So, you’ve thought recently that BMW has gone soft with their core M-car lineup, that the labcoat’s at Munich forgot how to build a proper drivers car like M’s of days past. As you’ve probably already read from multiple outlets, the new M2 doesn’t disappoint. It’s like a professional athlete who for years puts up numbers to lead the league, batting .300 with 30 dingers. But the moment they have an off-year, think .270 and 20 homers, everyone cries out that he’s done, trade him even they might say. But no. Next year he comes back and hits .310 and knocks out 40 out of the ballpark. That’s what happened with BMW, they just had a couple off years, but they’re back with the M2.
They took us on the actual Thermal Club North Palm layout, following instructors from the BMW Performance Center. They built up a good pace, settling at 7-8/10ths, reaching upwards of 120 on the two long straights. The North Palm, while short, has a great series of esses, straights, a double-apex hairpin, and a long sweeping carousel all in a shortened 1+ mile to get some serious lapping in. At these higher speeds and wider tarmac, the M2 feels so at home on a real track, with perfect power to fly down the straights and healthy doses of mid range surge for coming out of corners.
Now let’s be clear here. When people like us say harsh statements such as ‘BMW doesn’t know how to build an M anymore,’ this must be approached from a different, more sensible angle. Brands like M GmbH have such a high standard when it comes to building note-perfect sports cars that when they miss the mark by a nose’s width, the population raises their pitchforks and cries heresy. That’s how good M’s have been in the past. Here’s BMW M, with a rich history of building high-revving, naturally aspirated monsters with chassis balance derived from studying the Russian ballet, so it’s no surprise that their first few forays into the era of turbocharging produced these near-misses as it was such a departure from core philosophies. Character and feel were replaced with comfort and sheer performance. But this level of speed doesn’t always guarantee the fizz. Blame the EU and EPA though for that, with their ever stringent mandates on efficiency. Cars like the 435 were not the best platform to become a focused M-car anyways, being aloof and too soft to start. No, they were artificially pumped up by steroids into the M4. The performance is staggering, but it’s not real (read: steering, noise, firm ride). The M2 has a brilliant base car to work off of luckily, the M235i, already very much a driver’s car. It followed the Mike Trout path of becoming a true star; it’s the real deal.
In spite of this devolution of fun, BMW produce a quirk of a gem in 2011: the now legendary 1 Series M Coupe.
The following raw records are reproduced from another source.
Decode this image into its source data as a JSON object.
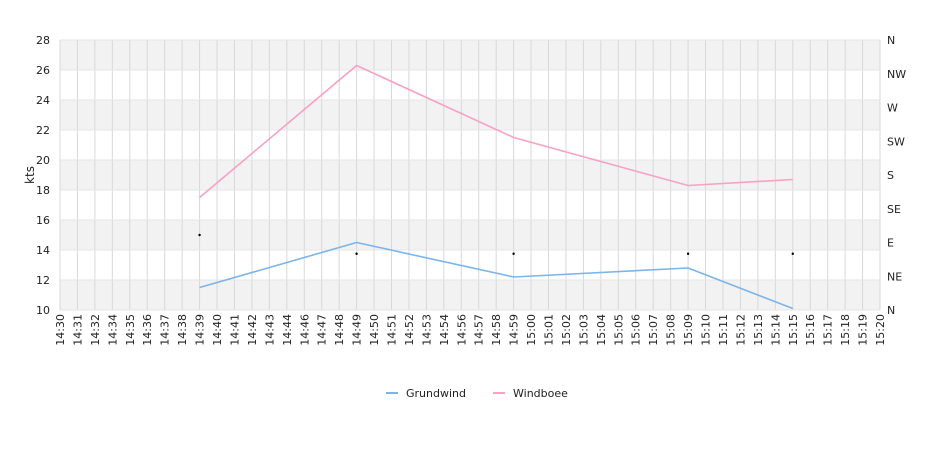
{
  "chart_data": {
    "type": "line",
    "ylabel": "kts",
    "ylim": [
      10,
      28
    ],
    "y_ticks": [
      "10",
      "12",
      "14",
      "16",
      "18",
      "20",
      "22",
      "24",
      "26",
      "28"
    ],
    "x_ticks": [
      "14:30",
      "14:31",
      "14:32",
      "14:34",
      "14:35",
      "14:36",
      "14:37",
      "14:38",
      "14:39",
      "14:40",
      "14:41",
      "14:42",
      "14:43",
      "14:44",
      "14:46",
      "14:47",
      "14:48",
      "14:49",
      "14:50",
      "14:51",
      "14:52",
      "14:53",
      "14:54",
      "14:56",
      "14:57",
      "14:58",
      "14:59",
      "15:00",
      "15:01",
      "15:02",
      "15:03",
      "15:04",
      "15:05",
      "15:06",
      "15:07",
      "15:08",
      "15:09",
      "15:10",
      "15:11",
      "15:12",
      "15:13",
      "15:14",
      "15:15",
      "15:16",
      "15:17",
      "15:18",
      "15:19",
      "15:20"
    ],
    "right_axis": {
      "labels": [
        "N",
        "NE",
        "E",
        "SE",
        "S",
        "SW",
        "W",
        "NW",
        "N"
      ],
      "range_degrees": [
        0,
        360
      ]
    },
    "grid": true,
    "legend_position": "bottom-center",
    "series": [
      {
        "name": "Grundwind",
        "color": "#7cb5ec",
        "points": [
          {
            "x": "14:39",
            "y": 11.5
          },
          {
            "x": "14:49",
            "y": 14.5
          },
          {
            "x": "14:59",
            "y": 12.2
          },
          {
            "x": "15:09",
            "y": 12.8
          },
          {
            "x": "15:15",
            "y": 10.1
          }
        ]
      },
      {
        "name": "Windboee",
        "color": "#f7a1c4",
        "points": [
          {
            "x": "14:39",
            "y": 17.5
          },
          {
            "x": "14:49",
            "y": 26.3
          },
          {
            "x": "14:59",
            "y": 21.5
          },
          {
            "x": "15:09",
            "y": 18.3
          },
          {
            "x": "15:15",
            "y": 18.7
          }
        ]
      }
    ],
    "direction_points": [
      {
        "x": "14:39",
        "degrees": 100
      },
      {
        "x": "14:49",
        "degrees": 75
      },
      {
        "x": "14:59",
        "degrees": 75
      },
      {
        "x": "15:09",
        "degrees": 75
      },
      {
        "x": "15:15",
        "degrees": 75
      }
    ]
  }
}
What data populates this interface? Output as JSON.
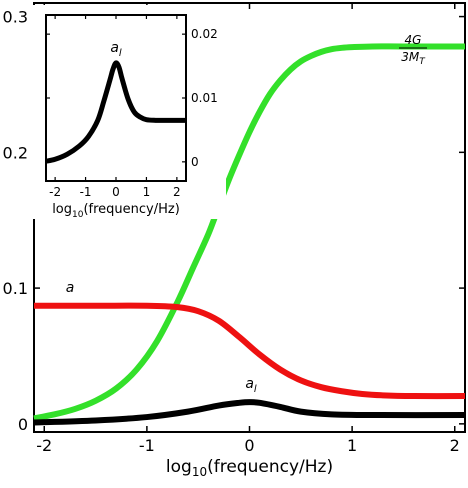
{
  "chart_data": [
    {
      "type": "line",
      "xlabel": {
        "prefix": "log",
        "sub": "10",
        "rest": "(frequency/Hz)"
      },
      "ylabel": "",
      "xlim": [
        -2.1,
        2.1
      ],
      "ylim": [
        -0.006,
        0.31
      ],
      "xticks": [
        -2,
        -1,
        0,
        1,
        2
      ],
      "xtick_labels": [
        "-2",
        "-1",
        "0",
        "1",
        "2"
      ],
      "yticks": [
        0,
        0.1,
        0.2,
        0.3
      ],
      "ytick_labels": [
        "0",
        "0.1",
        "0.2",
        "0.3"
      ],
      "grid": false,
      "series": [
        {
          "color": "#33e02a",
          "label_parts": {
            "numerator": "4G",
            "denominator_main": "3M",
            "denominator_sub": "T"
          },
          "x": [
            -2.1,
            -1.9,
            -1.7,
            -1.5,
            -1.3,
            -1.1,
            -0.9,
            -0.7,
            -0.55,
            -0.4,
            -0.3,
            -0.2,
            -0.1,
            0.0,
            0.1,
            0.2,
            0.3,
            0.4,
            0.5,
            0.6,
            0.7,
            0.8,
            0.9,
            1.0,
            1.2,
            1.5,
            2.1
          ],
          "y": [
            0.004,
            0.007,
            0.011,
            0.017,
            0.026,
            0.04,
            0.061,
            0.09,
            0.115,
            0.14,
            0.16,
            0.18,
            0.198,
            0.215,
            0.23,
            0.243,
            0.253,
            0.261,
            0.267,
            0.271,
            0.274,
            0.276,
            0.277,
            0.2775,
            0.278,
            0.278,
            0.278
          ]
        },
        {
          "color": "#ee1111",
          "label": "a",
          "x": [
            -2.1,
            -1.5,
            -1.0,
            -0.7,
            -0.5,
            -0.3,
            -0.1,
            0.1,
            0.3,
            0.5,
            0.7,
            0.9,
            1.1,
            1.3,
            1.6,
            2.1
          ],
          "y": [
            0.087,
            0.087,
            0.087,
            0.086,
            0.083,
            0.076,
            0.064,
            0.051,
            0.04,
            0.032,
            0.027,
            0.024,
            0.022,
            0.021,
            0.0205,
            0.0205
          ]
        },
        {
          "color": "#000000",
          "label": "a",
          "label_sub": "l",
          "x": [
            -2.1,
            -1.5,
            -1.0,
            -0.6,
            -0.3,
            -0.1,
            0.0,
            0.1,
            0.3,
            0.5,
            0.8,
            1.2,
            2.1
          ],
          "y": [
            0.001,
            0.0025,
            0.005,
            0.009,
            0.0135,
            0.0155,
            0.016,
            0.0155,
            0.0125,
            0.009,
            0.007,
            0.0065,
            0.0065
          ]
        }
      ]
    },
    {
      "type": "line",
      "xlabel": {
        "prefix": "log",
        "sub": "10",
        "rest": "(frequency/Hz)"
      },
      "ylabel": "",
      "xlim": [
        -2.3,
        2.3
      ],
      "ylim": [
        -0.003,
        0.023
      ],
      "xticks": [
        -2,
        -1,
        0,
        1,
        2
      ],
      "xtick_labels": [
        "-2",
        "-1",
        "0",
        "1",
        "2"
      ],
      "yticks": [
        0,
        0.01,
        0.02
      ],
      "ytick_labels": [
        "0",
        "0.01",
        "0.02"
      ],
      "y_axis_side": "right",
      "grid": false,
      "series": [
        {
          "color": "#000000",
          "label": "a",
          "label_sub": "l",
          "x": [
            -2.3,
            -2.0,
            -1.6,
            -1.2,
            -0.9,
            -0.6,
            -0.4,
            -0.2,
            -0.1,
            0.0,
            0.1,
            0.2,
            0.4,
            0.6,
            0.8,
            1.0,
            1.3,
            1.7,
            2.3
          ],
          "y": [
            0.0001,
            0.0004,
            0.0012,
            0.0025,
            0.004,
            0.0065,
            0.0095,
            0.0128,
            0.0145,
            0.0155,
            0.0148,
            0.013,
            0.0098,
            0.0078,
            0.007,
            0.0066,
            0.0065,
            0.0065,
            0.0065
          ]
        }
      ]
    }
  ]
}
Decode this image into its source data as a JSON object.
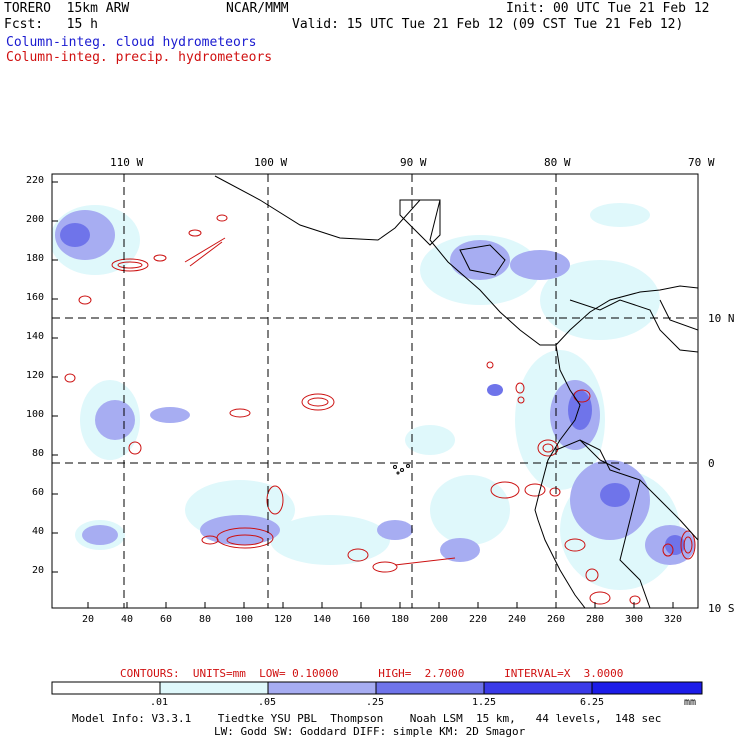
{
  "header": {
    "model": "TORERO  15km ARW",
    "org": "NCAR/MMM",
    "init": "Init: 00 UTC Tue 21 Feb 12",
    "fcst": "Fcst:   15 h",
    "valid": "Valid: 15 UTC Tue 21 Feb 12 (09 CST Tue 21 Feb 12)",
    "line_blue": "Column-integ. cloud hydrometeors",
    "line_red": "Column-integ. precip. hydrometeors"
  },
  "map": {
    "lon_labels": [
      "110 W",
      "100 W",
      "90 W",
      "80 W",
      "70 W"
    ],
    "lat_labels": [
      "10 N",
      "0",
      "10 S"
    ],
    "y_ticks": [
      "220",
      "200",
      "180",
      "160",
      "140",
      "120",
      "100",
      "80",
      "60",
      "40",
      "20"
    ],
    "x_ticks": [
      "20",
      "40",
      "60",
      "80",
      "100",
      "120",
      "140",
      "160",
      "180",
      "200",
      "220",
      "240",
      "260",
      "280",
      "300",
      "320"
    ],
    "colors": {
      "cloud_light": "#dff8fb",
      "cloud_mid": "#a7adf2",
      "cloud_dark": "#6f74ea",
      "cloud_deep": "#3a3ae8",
      "precip_contour": "#cc1111",
      "coast": "#000000",
      "grid": "#000000"
    }
  },
  "contour_info": "CONTOURS:  UNITS=mm  LOW= 0.10000      HIGH=  2.7000      INTERVAL=X  3.0000",
  "colorbar": {
    "labels": [
      ".01",
      ".05",
      ".25",
      "1.25",
      "6.25"
    ],
    "unit": "mm",
    "colors": [
      "#ffffff",
      "#dff8fb",
      "#a7adf2",
      "#6f74ea",
      "#3a3ae8",
      "#1c1ce8"
    ]
  },
  "footer": {
    "line1": "Model Info: V3.3.1    Tiedtke YSU PBL  Thompson    Noah LSM  15 km,   44 levels,  148 sec",
    "line2": "LW: Godd SW: Goddard DIFF: simple KM: 2D Smagor"
  }
}
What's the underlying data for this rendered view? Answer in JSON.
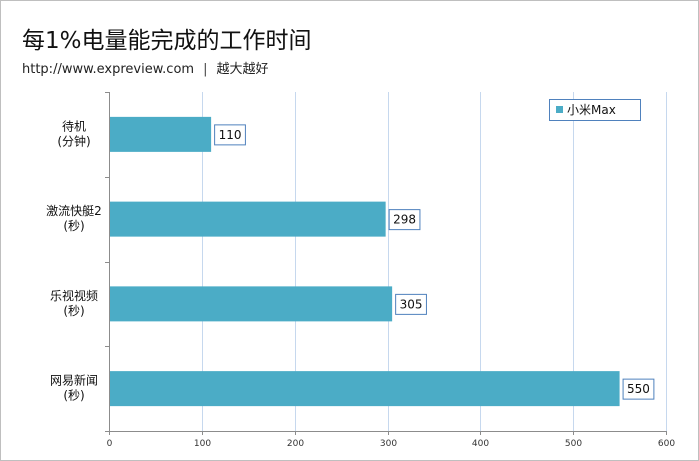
{
  "header": {
    "title": "每1%电量能完成的工作时间",
    "url": "http://www.expreview.com",
    "separator": "|",
    "tagline": "越大越好"
  },
  "colors": {
    "bar": "#4bacc6",
    "grid": "#c6d8ee",
    "axis": "#8c8c8c",
    "label_border": "#4f81bd"
  },
  "chart_data": {
    "type": "bar",
    "orientation": "horizontal",
    "categories": [
      [
        "待机",
        "(分钟)"
      ],
      [
        "激流快艇2",
        "(秒)"
      ],
      [
        "乐视视频",
        "(秒)"
      ],
      [
        "网易新闻",
        "(秒)"
      ]
    ],
    "series": [
      {
        "name": "小米Max",
        "values": [
          110,
          298,
          305,
          550
        ]
      }
    ],
    "xlim": [
      0,
      600
    ],
    "xticks": [
      0,
      100,
      200,
      300,
      400,
      500,
      600
    ],
    "grid": true,
    "legend": "top-right",
    "data_labels": true
  }
}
Though it was turbocharged, it had a focus on feel and balance, while the engine wasn’t overly powerful to take away the ability to exploit the chassis. That’s what my problem with cars like the M4 and M5 have been. Besides the general lack of steering feel among other issues, the power is so great it can’t truly be appreciated unless on a closed circuit, given it’s inability for the rear end to cope with acceleration. Nailing it on a public road with cold tires only results in a frantically flashing traction control light with little in the way of forward momentum. And the mid range punch from the frankenflat torque curve rarely rewards, encourages or even necessitates running up to the redline. The days of the E60 M5 and E46 and E92 M3s are gone. The new M2 though is a budding example and beacon of hope that BMW M can make a truly wonderful modern, turbocharged M car in the mold of its parent, the 1M coupe. And it’s by far the my favorite BMW currently made today.